Thrombectomy for Stroke in a Cardiology Department: Preliminary Study Explores the Possibilities


ROME, Italy—The performance of catheter-based thrombectomy for acute ischemic stroke in a cardiology department by an interventional neuroradiologist and specially trained cardiologists may be a feasible option in parts of the world lacking facilities dedicated to delivering the effective intervention, a small pilot study suggests. The results, however, should be considered hypothesis-generating.

Of patients who received thrombectomy with or without prior IV thrombolytics, 41% had neurologic recovery—a modified Rankin Scale (mRS) score of 0 to 2—at 90 days, Petr Widimsky, MD, PhD (Charles University, Prague, Czech Republic), reported at the European Society of Cardiology Congress 2016.

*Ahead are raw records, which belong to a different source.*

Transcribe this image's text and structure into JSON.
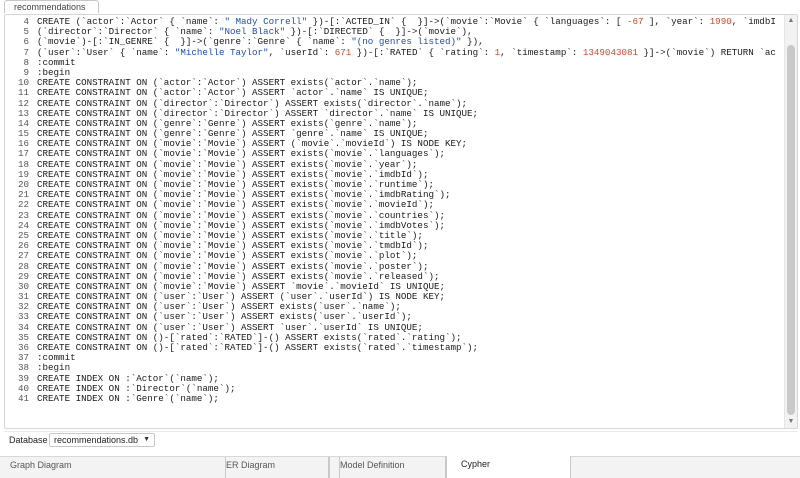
{
  "top_tab": {
    "label": "recommendations"
  },
  "editor": {
    "lines": [
      {
        "n": "4",
        "segs": [
          [
            "txt",
            "CREATE (`actor`:`Actor` { `name`: "
          ],
          [
            "str",
            "\" Mady Correll\""
          ],
          [
            "txt",
            " })-[:`ACTED_IN` {  }]->(`movie`:`Movie` { `languages`: [ "
          ],
          [
            "num",
            "-67"
          ],
          [
            "txt",
            " ], `year`: "
          ],
          [
            "num",
            "1990"
          ],
          [
            "txt",
            ", `imdbI"
          ]
        ]
      },
      {
        "n": "5",
        "segs": [
          [
            "txt",
            "(`director`:`Director` { `name`: "
          ],
          [
            "str",
            "\"Noel Black\""
          ],
          [
            "txt",
            " })-[:`DIRECTED` {  }]->(`movie`),"
          ]
        ]
      },
      {
        "n": "6",
        "segs": [
          [
            "txt",
            "(`movie`)-[:`IN_GENRE` {  }]->(`genre`:`Genre` { `name`: "
          ],
          [
            "str",
            "\"(no genres listed)\""
          ],
          [
            "txt",
            " }),"
          ]
        ]
      },
      {
        "n": "7",
        "segs": [
          [
            "txt",
            "(`user`:`User` { `name`: "
          ],
          [
            "str",
            "\"Michelle Taylor\""
          ],
          [
            "txt",
            ", `userId`: "
          ],
          [
            "num",
            "671"
          ],
          [
            "txt",
            " })-[:`RATED` { `rating`: "
          ],
          [
            "num",
            "1"
          ],
          [
            "txt",
            ", `timestamp`: "
          ],
          [
            "num",
            "1349043081"
          ],
          [
            "txt",
            " }]->(`movie`) RETURN `ac"
          ]
        ]
      },
      {
        "n": "8",
        "segs": [
          [
            "txt",
            ":commit"
          ]
        ]
      },
      {
        "n": "9",
        "segs": [
          [
            "txt",
            ":begin"
          ]
        ]
      },
      {
        "n": "10",
        "segs": [
          [
            "txt",
            "CREATE CONSTRAINT ON (`actor`:`Actor`) ASSERT exists(`actor`.`name`);"
          ]
        ]
      },
      {
        "n": "11",
        "segs": [
          [
            "txt",
            "CREATE CONSTRAINT ON (`actor`:`Actor`) ASSERT `actor`.`name` IS UNIQUE;"
          ]
        ]
      },
      {
        "n": "12",
        "segs": [
          [
            "txt",
            "CREATE CONSTRAINT ON (`director`:`Director`) ASSERT exists(`director`.`name`);"
          ]
        ]
      },
      {
        "n": "13",
        "segs": [
          [
            "txt",
            "CREATE CONSTRAINT ON (`director`:`Director`) ASSERT `director`.`name` IS UNIQUE;"
          ]
        ]
      },
      {
        "n": "14",
        "segs": [
          [
            "txt",
            "CREATE CONSTRAINT ON (`genre`:`Genre`) ASSERT exists(`genre`.`name`);"
          ]
        ]
      },
      {
        "n": "15",
        "segs": [
          [
            "txt",
            "CREATE CONSTRAINT ON (`genre`:`Genre`) ASSERT `genre`.`name` IS UNIQUE;"
          ]
        ]
      },
      {
        "n": "16",
        "segs": [
          [
            "txt",
            "CREATE CONSTRAINT ON (`movie`:`Movie`) ASSERT (`movie`.`movieId`) IS NODE KEY;"
          ]
        ]
      },
      {
        "n": "17",
        "segs": [
          [
            "txt",
            "CREATE CONSTRAINT ON (`movie`:`Movie`) ASSERT exists(`movie`.`languages`);"
          ]
        ]
      },
      {
        "n": "18",
        "segs": [
          [
            "txt",
            "CREATE CONSTRAINT ON (`movie`:`Movie`) ASSERT exists(`movie`.`year`);"
          ]
        ]
      },
      {
        "n": "19",
        "segs": [
          [
            "txt",
            "CREATE CONSTRAINT ON (`movie`:`Movie`) ASSERT exists(`movie`.`imdbId`);"
          ]
        ]
      },
      {
        "n": "20",
        "segs": [
          [
            "txt",
            "CREATE CONSTRAINT ON (`movie`:`Movie`) ASSERT exists(`movie`.`runtime`);"
          ]
        ]
      },
      {
        "n": "21",
        "segs": [
          [
            "txt",
            "CREATE CONSTRAINT ON (`movie`:`Movie`) ASSERT exists(`movie`.`imdbRating`);"
          ]
        ]
      },
      {
        "n": "22",
        "segs": [
          [
            "txt",
            "CREATE CONSTRAINT ON (`movie`:`Movie`) ASSERT exists(`movie`.`movieId`);"
          ]
        ]
      },
      {
        "n": "23",
        "segs": [
          [
            "txt",
            "CREATE CONSTRAINT ON (`movie`:`Movie`) ASSERT exists(`movie`.`countries`);"
          ]
        ]
      },
      {
        "n": "24",
        "segs": [
          [
            "txt",
            "CREATE CONSTRAINT ON (`movie`:`Movie`) ASSERT exists(`movie`.`imdbVotes`);"
          ]
        ]
      },
      {
        "n": "25",
        "segs": [
          [
            "txt",
            "CREATE CONSTRAINT ON (`movie`:`Movie`) ASSERT exists(`movie`.`title`);"
          ]
        ]
      },
      {
        "n": "26",
        "segs": [
          [
            "txt",
            "CREATE CONSTRAINT ON (`movie`:`Movie`) ASSERT exists(`movie`.`tmdbId`);"
          ]
        ]
      },
      {
        "n": "27",
        "segs": [
          [
            "txt",
            "CREATE CONSTRAINT ON (`movie`:`Movie`) ASSERT exists(`movie`.`plot`);"
          ]
        ]
      },
      {
        "n": "28",
        "segs": [
          [
            "txt",
            "CREATE CONSTRAINT ON (`movie`:`Movie`) ASSERT exists(`movie`.`poster`);"
          ]
        ]
      },
      {
        "n": "29",
        "segs": [
          [
            "txt",
            "CREATE CONSTRAINT ON (`movie`:`Movie`) ASSERT exists(`movie`.`released`);"
          ]
        ]
      },
      {
        "n": "30",
        "segs": [
          [
            "txt",
            "CREATE CONSTRAINT ON (`movie`:`Movie`) ASSERT `movie`.`movieId` IS UNIQUE;"
          ]
        ]
      },
      {
        "n": "31",
        "segs": [
          [
            "txt",
            "CREATE CONSTRAINT ON (`user`:`User`) ASSERT (`user`.`userId`) IS NODE KEY;"
          ]
        ]
      },
      {
        "n": "32",
        "segs": [
          [
            "txt",
            "CREATE CONSTRAINT ON (`user`:`User`) ASSERT exists(`user`.`name`);"
          ]
        ]
      },
      {
        "n": "33",
        "segs": [
          [
            "txt",
            "CREATE CONSTRAINT ON (`user`:`User`) ASSERT exists(`user`.`userId`);"
          ]
        ]
      },
      {
        "n": "34",
        "segs": [
          [
            "txt",
            "CREATE CONSTRAINT ON (`user`:`User`) ASSERT `user`.`userId` IS UNIQUE;"
          ]
        ]
      },
      {
        "n": "35",
        "segs": [
          [
            "txt",
            "CREATE CONSTRAINT ON ()-[`rated`:`RATED`]-() ASSERT exists(`rated`.`rating`);"
          ]
        ]
      },
      {
        "n": "36",
        "segs": [
          [
            "txt",
            "CREATE CONSTRAINT ON ()-[`rated`:`RATED`]-() ASSERT exists(`rated`.`timestamp`);"
          ]
        ]
      },
      {
        "n": "37",
        "segs": [
          [
            "txt",
            ":commit"
          ]
        ]
      },
      {
        "n": "38",
        "segs": [
          [
            "txt",
            ":begin"
          ]
        ]
      },
      {
        "n": "39",
        "segs": [
          [
            "txt",
            "CREATE INDEX ON :`Actor`(`name`);"
          ]
        ]
      },
      {
        "n": "40",
        "segs": [
          [
            "txt",
            "CREATE INDEX ON :`Director`(`name`);"
          ]
        ]
      },
      {
        "n": "41",
        "segs": [
          [
            "txt",
            "CREATE INDEX ON :`Genre`(`name`);"
          ]
        ]
      }
    ],
    "colors": {
      "string": "#1f4fb5",
      "number": "#d04a2a",
      "text": "#1a1a1a"
    }
  },
  "database_bar": {
    "label": "Database",
    "selected": "recommendations.db",
    "caret_icon": "chevron-down-icon"
  },
  "bottom_tabs": [
    {
      "label": "Graph Diagram",
      "active": false
    },
    {
      "label": "ER Diagram",
      "active": false
    },
    {
      "label": "Model Definition",
      "active": false
    },
    {
      "label": "Cypher",
      "active": true
    }
  ]
}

Though that rate is lower than the average rate achieved in recent randomized trials performed at expert neuroradiology centers (48%), it is higher than the rate seen in patients who received medical therapy alone (30%), Widimsky noted in a press release.

“Acute stroke intervention done in close cooperation of cardiologists, neurologists, and radiologists is feasible and safe,” Widimsky said at a press conference. “Direct catheter-based thrombectomy [without thrombolysis] may be similarly effective and safe as bridging thrombolysis and may thus be considered in patients with contraindications for thrombolytics or in patients with very short CT-to-groin puncture times.”

He acknowledged, however, that a randomized trial is needed to confirm that idea.

“This is preliminary data,” Widimsky told TCTMD. “This is data stimulating discussion and stimulating further trials.”

A Controversial Idea

Despite an inauspicious start, endovascular therapy—primarily with stent retrievers—cemented its place in acute stroke treatment after the findings of several randomized trials in the past few years demonstrated improvements in functional outcomes for patients with large-vessel occlusions when performed following the administration of IV thrombolysis, resulting in a change to the guidelines.

Some questions remain, however, including whether performing thrombectomy without IV thrombolysis is safe and effective and whether the procedure can be completed with excellent outcomes in an interventional cardiology department when a dedicated interventional neuroradiology department is not available.

The idea of taking acute stroke intervention into the cardiology realm has proven controversial, and physicians in the stroke community are generally resistant to ceding responsibility to interventional cardiologists.

But particularly in parts of Europe, there are areas that do not have the interventional neuroradiology expertise to fully handle the demand for the catheter-based thrombectomy, Widimsky said, noting that there is now an ongoing worldwide discussion about who should be able to perform it and how training should be handled.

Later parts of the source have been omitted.